DNA methylation profiles of CD4+ effector memory T cells show distinct differences between Crohn's disease and ulcerative colitis

Research Project

Project/Area Number	24790677
Research Category	Grant-in-Aid for Young Scientists (B)
Allocation Type	Multi-year Fund
Research Field	Gastroenterology
Research Institution	Tohoku University
Principal Investigator	SHIGA Hisashi 東北大学, 大学病院, 特任助手 (20583355)
Project Period (FY)	2012-04-01 – 2015-03-31
Project Status	Completed (Fiscal Year 2014)

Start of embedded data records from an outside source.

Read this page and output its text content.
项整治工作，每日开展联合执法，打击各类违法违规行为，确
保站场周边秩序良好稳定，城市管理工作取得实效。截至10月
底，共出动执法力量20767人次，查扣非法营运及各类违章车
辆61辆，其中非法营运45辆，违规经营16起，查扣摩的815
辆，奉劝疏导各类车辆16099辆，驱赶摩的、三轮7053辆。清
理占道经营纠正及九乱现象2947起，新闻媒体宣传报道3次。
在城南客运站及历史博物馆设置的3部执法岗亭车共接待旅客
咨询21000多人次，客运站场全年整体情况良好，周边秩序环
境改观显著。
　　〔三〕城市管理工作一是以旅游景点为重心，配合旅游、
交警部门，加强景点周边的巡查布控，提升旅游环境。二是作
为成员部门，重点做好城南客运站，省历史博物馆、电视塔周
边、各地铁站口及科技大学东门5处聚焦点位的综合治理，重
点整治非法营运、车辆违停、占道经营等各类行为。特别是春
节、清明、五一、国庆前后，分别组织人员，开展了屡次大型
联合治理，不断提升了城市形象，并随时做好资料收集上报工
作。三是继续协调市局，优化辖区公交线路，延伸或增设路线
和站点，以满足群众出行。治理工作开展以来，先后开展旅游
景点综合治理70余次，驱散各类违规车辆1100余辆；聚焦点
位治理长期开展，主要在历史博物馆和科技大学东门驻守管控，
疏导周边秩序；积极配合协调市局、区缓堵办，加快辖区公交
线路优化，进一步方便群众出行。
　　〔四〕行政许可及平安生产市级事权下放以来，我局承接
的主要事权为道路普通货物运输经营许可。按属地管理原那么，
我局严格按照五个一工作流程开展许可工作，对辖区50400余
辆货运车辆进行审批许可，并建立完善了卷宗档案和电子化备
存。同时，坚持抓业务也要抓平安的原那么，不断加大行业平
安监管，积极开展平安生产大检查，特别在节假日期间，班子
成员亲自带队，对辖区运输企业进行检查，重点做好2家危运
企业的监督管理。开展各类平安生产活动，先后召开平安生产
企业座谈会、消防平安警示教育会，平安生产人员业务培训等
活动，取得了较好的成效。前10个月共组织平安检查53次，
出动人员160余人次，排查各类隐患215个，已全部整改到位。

Budget Amount *help	¥4,290,000 (Direct Cost: ¥3,300,000、Indirect Cost: ¥990,000) Fiscal Year 2014: ¥910,000 (Direct Cost: ¥700,000、Indirect Cost: ¥210,000) Fiscal Year 2013: ¥1,690,000 (Direct Cost: ¥1,300,000、Indirect Cost: ¥390,000) Fiscal Year 2012: ¥1,690,000 (Direct Cost: ¥1,300,000、Indirect Cost: ¥390,000)
Keywords	エピゲノム / クローン病 / アポトーシス / バイサルフェート / 潰瘍性大腸炎 / 炎症性腸疾患 / DNAメチル化 / 脱メチル化剤 / エピジェネティクス / bax
Outline of Final Research Achievements	The comprehensive DNA methylation analysis comparing CD4+ effector memory T cell (Tem) from patients with CD and UC revealed significant differences in 2169 genes (gene-wise analysis), of which 1450 and 719 genes showed hypermethylation in CD- and UC-derived Tem, respectively. In pathway analysis, genes associated with T-cell receptor signaling, helper T-cell differentiation, and death receptor signaling were significantly more common. Furthermore, apoptosis resistance in Tem in CD was eliminated with 5-AZA-induced demethylation. Here we clarified following three points: (1) Differences in DNA methylation in Tem in CD and UC were confirmed. (2) The characteristic biological processes and signaling pathways were identified based on the list of genes exhibiting the difference. (3) Apoptosis susceptibility was suggested to be regulated by DNA methylation.